Renzi mit Regierungsbildung beauftragt
Das Warten auf einen neuen Premier hatte am Montag ein Ende. Bei einem vorab angekündigten morgendlichen Treffen hat Staatspräsident Giorgio Napolitano (88) nach zahlreichen Konsultationsrunden am Wochenende dem Chef der Demokratischen Partei (PD), Matteo Renzi (39), den Auftrag zur Regierungsbildung erteilt. Der scheidende Florentiner Bürgermeister wird damit wohl der jüngste Regierungschef, den das für seine Gerontokratie berüchtigte Italien je hatte.
Renzi, der in der Vorwoche Premier Enrico Letta im Eiltempo mit einer Abstimmung des Parteigremiums aus dem Amt beförderte, muss sich nun selbst mit der Realität des "Palazzo", des römischen Regierungs-Apparates konfrontieren. "Ich lasse mich nicht zähmen, meine Revolution wird starten", ließ der aus seiner Heimatstadt Florenz ausrichten.
Welche Parteien einer Regierungskoalition beitreten werden, ist noch offen.
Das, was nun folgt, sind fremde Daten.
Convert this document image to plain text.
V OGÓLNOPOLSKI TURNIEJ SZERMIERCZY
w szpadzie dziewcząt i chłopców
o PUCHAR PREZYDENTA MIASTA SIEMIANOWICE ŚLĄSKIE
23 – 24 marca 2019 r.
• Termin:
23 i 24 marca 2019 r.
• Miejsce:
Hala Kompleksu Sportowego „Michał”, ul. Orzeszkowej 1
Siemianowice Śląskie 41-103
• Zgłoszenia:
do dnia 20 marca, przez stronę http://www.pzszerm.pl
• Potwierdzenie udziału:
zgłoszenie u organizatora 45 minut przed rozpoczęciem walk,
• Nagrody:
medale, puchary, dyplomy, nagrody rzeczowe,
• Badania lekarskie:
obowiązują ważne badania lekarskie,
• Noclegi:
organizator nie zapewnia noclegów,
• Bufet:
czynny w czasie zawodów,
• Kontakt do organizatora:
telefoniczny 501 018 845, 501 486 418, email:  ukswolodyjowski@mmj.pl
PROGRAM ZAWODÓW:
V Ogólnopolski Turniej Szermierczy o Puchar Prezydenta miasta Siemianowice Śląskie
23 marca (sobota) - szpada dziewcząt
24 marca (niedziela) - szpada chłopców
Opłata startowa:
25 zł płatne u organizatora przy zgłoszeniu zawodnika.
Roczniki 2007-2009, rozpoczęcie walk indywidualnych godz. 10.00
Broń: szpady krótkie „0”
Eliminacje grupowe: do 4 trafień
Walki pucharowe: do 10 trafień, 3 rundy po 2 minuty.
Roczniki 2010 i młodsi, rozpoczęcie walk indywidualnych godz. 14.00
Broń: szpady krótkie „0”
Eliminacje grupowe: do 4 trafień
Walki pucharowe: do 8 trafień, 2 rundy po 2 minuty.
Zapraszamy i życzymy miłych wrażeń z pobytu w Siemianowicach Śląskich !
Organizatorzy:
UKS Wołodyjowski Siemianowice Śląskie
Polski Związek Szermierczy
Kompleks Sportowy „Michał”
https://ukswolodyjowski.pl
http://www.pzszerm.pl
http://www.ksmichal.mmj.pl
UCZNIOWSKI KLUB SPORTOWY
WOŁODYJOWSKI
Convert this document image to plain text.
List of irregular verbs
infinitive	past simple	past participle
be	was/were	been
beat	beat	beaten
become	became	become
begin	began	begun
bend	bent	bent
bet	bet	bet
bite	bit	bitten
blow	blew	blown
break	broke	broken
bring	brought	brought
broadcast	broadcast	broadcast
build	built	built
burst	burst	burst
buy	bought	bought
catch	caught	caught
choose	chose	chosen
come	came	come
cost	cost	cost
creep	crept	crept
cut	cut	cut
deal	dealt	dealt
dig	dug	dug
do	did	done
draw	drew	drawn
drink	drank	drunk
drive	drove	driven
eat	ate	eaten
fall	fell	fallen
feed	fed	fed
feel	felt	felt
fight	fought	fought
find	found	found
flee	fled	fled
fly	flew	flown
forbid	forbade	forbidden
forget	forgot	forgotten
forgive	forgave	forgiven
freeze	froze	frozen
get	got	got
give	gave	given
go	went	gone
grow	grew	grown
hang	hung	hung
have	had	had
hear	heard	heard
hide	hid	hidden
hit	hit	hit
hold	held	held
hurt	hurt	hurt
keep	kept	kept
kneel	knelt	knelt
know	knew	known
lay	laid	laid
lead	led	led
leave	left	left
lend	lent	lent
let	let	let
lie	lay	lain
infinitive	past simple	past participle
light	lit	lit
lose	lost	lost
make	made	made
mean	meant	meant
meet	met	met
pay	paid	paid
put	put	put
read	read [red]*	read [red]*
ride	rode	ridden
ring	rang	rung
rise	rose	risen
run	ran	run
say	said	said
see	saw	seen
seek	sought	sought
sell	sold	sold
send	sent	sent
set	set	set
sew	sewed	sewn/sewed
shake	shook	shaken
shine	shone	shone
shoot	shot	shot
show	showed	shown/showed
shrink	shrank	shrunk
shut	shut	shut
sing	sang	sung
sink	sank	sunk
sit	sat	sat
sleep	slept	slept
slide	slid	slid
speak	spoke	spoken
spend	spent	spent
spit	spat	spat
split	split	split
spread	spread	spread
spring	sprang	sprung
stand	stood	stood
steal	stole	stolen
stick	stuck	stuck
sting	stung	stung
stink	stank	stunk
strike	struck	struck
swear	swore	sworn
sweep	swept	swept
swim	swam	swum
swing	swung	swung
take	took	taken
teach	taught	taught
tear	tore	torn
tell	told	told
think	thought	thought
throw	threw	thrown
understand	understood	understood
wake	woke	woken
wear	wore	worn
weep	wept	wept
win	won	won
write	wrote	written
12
Die Forza Italia von Ex-Premier Silvio Berlusconi kündigte – entgegen der Spekulationen über eine Regierungsbeteiligung – eine "verantwortungsbewusste Opposition" an. Der Chef der Mitte-rechts-Partei Nuovo Centrodestra (NCD), Angelino Alfano, wird voraussichtlich mit Renzi kooperieren. Er verlangt jedoch vorab einen schriftlichen Pakt und umfangreiche Mitbestimmungsrechte beim neuen Regierungsprogramm.
Erschwerend kommt hinzu, dass sich in der PD eine Spaltung abzeichnet. Der Kreis um Pippo Civati, dazu zählen ein Dutzend Abgeordnete in Abgeordnetenkammer und Senat, könnten der Partei den Rücken zuwenden. Civati, der sich ebenfalls um den PD-Vorsitz beworben hatte, kritisierte Renzi wegen des "Bruderkampfes" gegen Enrico Letta. "Letta wurde behandelt wie die Giraffe Marius im Zoo von Kopenhagen, die den Löwen zum Fraß vorgeworfen wurde", kommentierte Civati den erzwungenen Rücktritt des Premiers.
Tauziehen
Hinter den Kulissen tobt das Tauziehen um die Ministerposten. Renzis PD soll mindestens fünf Minister stellen. Die Zentrumspartei Scelta Civica und die verbündete "Popolari per l'Italia" fordern je einen Minister, Alfanos NCD beansprucht zumindest zwei Ministersessel. Auch könnten Experten die Regierungsmannschaft ergänzen.
Renzi führte am Wochenende in einem vor Journalisten geheim gehaltenen Florentiner Innenstadthotel intensive Gespräche mit Vertretern aus Wirtschaft und Kultur, die er für sein neues Kabinett gewinnen möchte. Dabei traf Renzi, der bekannt für seine guten Kontakte in Unternehmerkreise ist, auch Tods Chef und Präsident des Fußballclubs AC Fiorentina, Diego della Valle. Schriftsteller Alessandro Baricco lehnte das Angebot für das Kulturressort ab. Dem Geschäftsführer des Brillenkonzerns Luxottica, Andrea Guerra, wurde das Industrieministerium in Aussicht gestellt. Ferrari-Boss Luca di Montezemolo wird ebenfalls wieder einmal für einen Ministerposten ins Spiel gebracht.